Шестаков угрюмо молчал, глядя в окно на пробегающий мимо сосновый лес. Молодой человек не ждал от него ответа. Его распирало, хотелось поделиться соображениями. Вражда к доктору сменилась любопытством.
— Она владеет гипнозом! Эта дама из Черного Лога — талантливый гипнотизер. Она устроила нам сеанс коллективной суггестии!
— Ты знаешь такие слова? — мрачно ухмыльнулся Шестаков. — Суггестия! Почему бы не выразиться проще: «внушение»?
Рябов проигнорировал его сарказм. Больной человек, что с него возьмешь?
— Она манипулировала нами… подчинила себе нашу волю…
— Не стоит обобщать, парень.
— Ты хочешь сказать, что не поддаешься гипнозу?
Доктор раздраженно вздохнул и промолчал. Не спорить же с этим кретином?..
На следующий день Лавров, как и обещал, доставил в Москву и передал Шестакову его автомобиль.
— Алина мертва, — коротко сообщил он. — Повесилась у себя в квартире.
— Откуда это известно?
— Я наведывался к ней. А там — полиция. Соседка вызвала. Алина сама позвонила ей накануне и сказала, что хочет наложить на себя руки.
— Богиня Кали ее не простила… Теперь проклятию прокудинского дома пришел конец?
Лавров пожал плечами. Проклятие — штука тонкая.
— Я уже дал объявление о продаже дачи, — сообщил доктор. — Решил не тянуть.
— Не поторопились, Егор Дмитрич?
— Опоздал!..
Елена стояла у окна, глядя, как охранник поливает из шланга траву и маленькие кипарисы, похожие на тонких девчушек в зеленых платьицах. Без полива степная жара все выжигала, даже листья на деревьях желтели и осыпались, как в начале осени.
Парень ощутил затылком ее взгляд и обернулся, поднял глаза. Елена помахала ему рукой.
— Привет, Антон!
Он улыбнулся, кивнул и вернулся к своему занятию.

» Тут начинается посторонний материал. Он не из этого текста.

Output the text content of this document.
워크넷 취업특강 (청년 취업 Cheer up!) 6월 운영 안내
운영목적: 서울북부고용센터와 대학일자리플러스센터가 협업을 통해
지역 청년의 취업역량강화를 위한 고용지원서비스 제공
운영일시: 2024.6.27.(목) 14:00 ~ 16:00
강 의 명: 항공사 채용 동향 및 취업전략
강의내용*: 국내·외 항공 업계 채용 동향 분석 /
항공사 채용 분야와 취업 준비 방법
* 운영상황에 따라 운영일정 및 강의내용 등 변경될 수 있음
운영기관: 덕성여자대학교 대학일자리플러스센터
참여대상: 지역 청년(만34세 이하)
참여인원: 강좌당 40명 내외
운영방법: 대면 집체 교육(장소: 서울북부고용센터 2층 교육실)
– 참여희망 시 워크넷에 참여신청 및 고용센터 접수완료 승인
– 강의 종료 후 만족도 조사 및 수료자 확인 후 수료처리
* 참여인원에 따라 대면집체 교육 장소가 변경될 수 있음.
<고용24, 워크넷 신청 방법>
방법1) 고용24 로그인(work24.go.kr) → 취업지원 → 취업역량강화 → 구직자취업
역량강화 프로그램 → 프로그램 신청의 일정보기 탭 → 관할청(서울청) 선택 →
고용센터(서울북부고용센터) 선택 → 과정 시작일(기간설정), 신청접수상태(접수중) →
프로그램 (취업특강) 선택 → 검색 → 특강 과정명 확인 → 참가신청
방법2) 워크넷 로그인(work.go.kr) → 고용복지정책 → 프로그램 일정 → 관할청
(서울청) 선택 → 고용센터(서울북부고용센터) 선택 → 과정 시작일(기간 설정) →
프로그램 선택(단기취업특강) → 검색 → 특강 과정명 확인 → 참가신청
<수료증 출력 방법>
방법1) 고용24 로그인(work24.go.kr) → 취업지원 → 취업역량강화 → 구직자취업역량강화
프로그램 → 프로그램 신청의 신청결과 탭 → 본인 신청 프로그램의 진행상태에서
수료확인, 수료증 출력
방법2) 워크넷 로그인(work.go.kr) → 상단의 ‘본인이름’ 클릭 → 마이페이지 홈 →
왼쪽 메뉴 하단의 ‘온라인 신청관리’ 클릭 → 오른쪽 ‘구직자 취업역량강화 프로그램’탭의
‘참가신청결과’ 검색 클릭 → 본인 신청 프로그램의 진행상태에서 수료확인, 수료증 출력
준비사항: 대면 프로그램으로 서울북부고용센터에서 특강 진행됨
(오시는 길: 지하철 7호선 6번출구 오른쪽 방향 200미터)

Вдоль забора росли пышные декоративные кусты и красные розы, за забором тянулась желтая от песка сельская дорога. Дальше простиралась гладкая степь, на которой паслись овцы и стадо коров. Елену удивляло, что они могут там есть, ведь, кроме жестких стеблей и колючек, ничего не осталось. Раскаленное крымское солнце палило нещадно, днем от него спасали только стены дома и кондиционированный воздух.
За степью тянулась синяя блестящая полоса моря. В небе кружили чайки. Они садились на белые от высохшей соли прибрежные озерца, сливаясь с ними, и часами дремали, не замечая полуденного зноя.
Елену тоже клонило в сон. Ночь выдалась тревожная, муторная. Вчера вечером они засиделись во дворе допоздна — мужчины жарили на углях кефаль, курили, обсуждали проблемы бизнеса. Елена скучала, боролась с зевотой. Огромный паук свил под камышовой крышей барбекю крепкую паутину, в которой застряли мухи и крохотные мотыльки.
— Черная вдова? — спросил Антон.
— Нет, — успокоил его администратор. — Вдова — с красными пятнышками на брюшке. А это обычный паук. Просто большой.
Они пили белое вино под рыбу, наливая в хрустальные стаканчики. Елена попробовала — кислое, теплое. Надо было в ведро со льдом поставить.